The Carlson's Index shown here includes all three parameters (use a straight edge to match your TP level to the Trophic State).

Lake Sampling Method

(demonstrated on our Lake Sampling Techniques video)

Surface Procedure


  • One 250 ml or 125 ml Total Phosphorus bottle
  • Field data sheet and pencils
  • Cooler and Koolits or ice
  • Zip-loc bag (1 gallon size) to put ice and sample in


  • Rinse the TP bottle and cap 3 times with lake water at the surface. Be sure not to put your fingers inside the bottle or the cap, and to empty the rinse water on the other side of the boat.
  • Then dip the bottle upside down in the water to elbow length, turn it upside right, and wait until there are no more air bubbles coming out of the bottle before removing it from the water.
  • Simultaneously squeeze and cap the bottle.
  • Place sample in cooler with ice, or, if your cooler contains more than just samples, in a zip-loc bag filled with ice, the whole thing inside your cooler.
  • On field sheet , write sample ID and depth taken and write 'TP' in Nutrients column.

Lake Bottom Procedure


  • Wisconsin sampler
  • Calibrated line
  • One 125 ml Total Phosphorus bottle
  • Distilled water
  • Cooler and Koolits or ice
  • Zip-loc bag (1 gallon size)


  • Rinse inside the Wisconsin sampler and outside the 125 ml bottle three times with distilled water.
  • Place the TP bottle inside the Wisconsin sampler, with the long tube inserted in the TP bottle.
  • Lower the Wisconsin sampler to 0.3 m (1 ft) above lake bottom and pull ropes to fill TP bottle.
  • Retrieve sampler back into the boat. Use extreme care not to touch the inside of the TP bottle or its cap (if you do, rinse again and repeat procedure as described above).
  • Place sample in cooler with ice, or, if your cooler contains more than just samples, in a zip-loc bag filled with ice, the whole thing inside your cooler.
  • On field sheet , write sample ID and depth taken and write 'TP' in Nutrients column.

River Sampling Method


  • One 250ml acid washed Total Phosophorus bottle, 250 ml
  • Field data sheet and pencils
  • Cooler
  • Ice
  • Frozen koolit
  • Zip-loc bag (1-gallon size)

Sampling Protocol

Use pre-labeled sample bottle (obtained from program coordinator or laboratory).
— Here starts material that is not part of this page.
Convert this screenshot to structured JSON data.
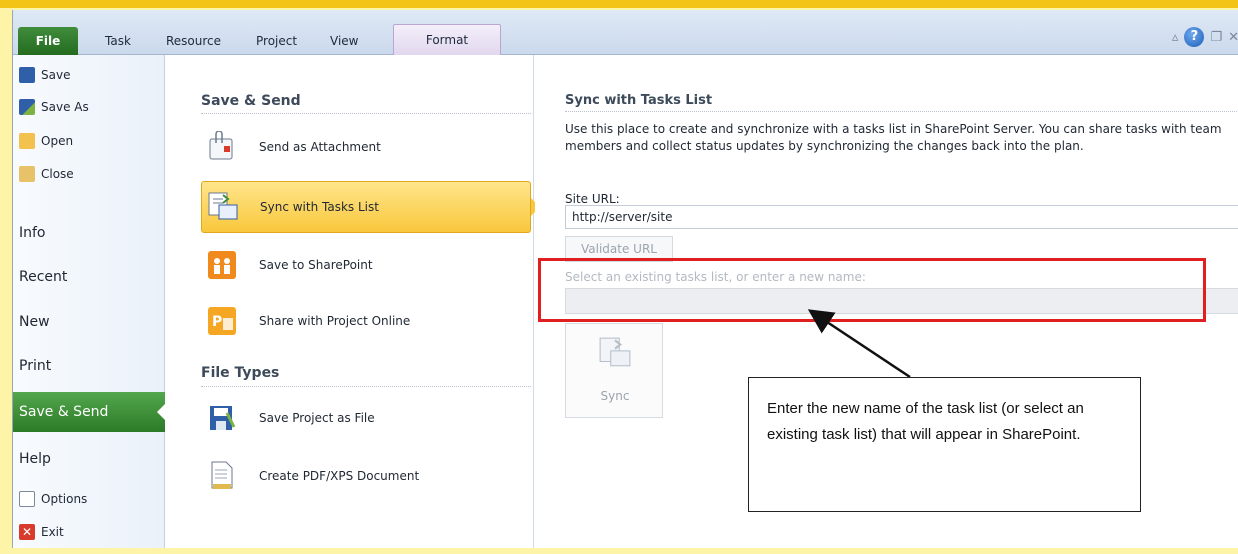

Sample should be taken from flowing water. The water must be deeper than the sample bottle and free of surface scum and debris. If the water is not deep enough at your regular sampling site, look for another location nearby which is equally representative of the site but deeper. If there is none, do not collect a sample and indicate on your field sheet that water level is too low. Note that sampling from the streambank, as opposed to wading in, is discouraged, as it can result in non-representative samples.

Carefully wade into the stream, walking upstream to avoid stirring up bottom sediment. Stop and wait for pre-disturbance (from wading in) conditions to return before taking sample. If you are in a canoe, have your partner steady it at the desired location for a sufficient time to take the sample. Take sample in mid-stream, if possible. If not, get as far out from shore as is safe. Caution! Do not wade into swift and deep streams, and be careful at all times.

Always sample upstream of your body, and point the bottle opening upstream. Keep the bottle closed until just ready to sample.

Remove the cap from the bottle with one hand, without touching the inside of the cap or the inside of the bottle. With the other hand, hold the bottle near its base and plunge it, neck downward, below the surface.

Turn bottle until neck points slightly upward and mouth is directed toward the current. If there is no current, create a current artificially by pushing bottle forward horizontally in a direction away from the hand. Be sure not to collect any sediment you may have suspended by walking on the streambed. Also avoid collecting any water from the surface layer of the water as this is often uncharacteristic of the water underneath.

Replace cap on bottle and tighten.

On river field sheet, record sample ID and check the ‘TP’ column


  • Label the bottle with lake name, site, date, and analyses requested (TP).
  • Store in cooler until sample can be frozen.
  • Back home, place sample in freezer.
  • When the sample is frozen, pack it in a styrofoam cooler with frozen Koolits and insulation.
  • Deliver frozen sample to lab. Holding time for frozen samples is 12 months.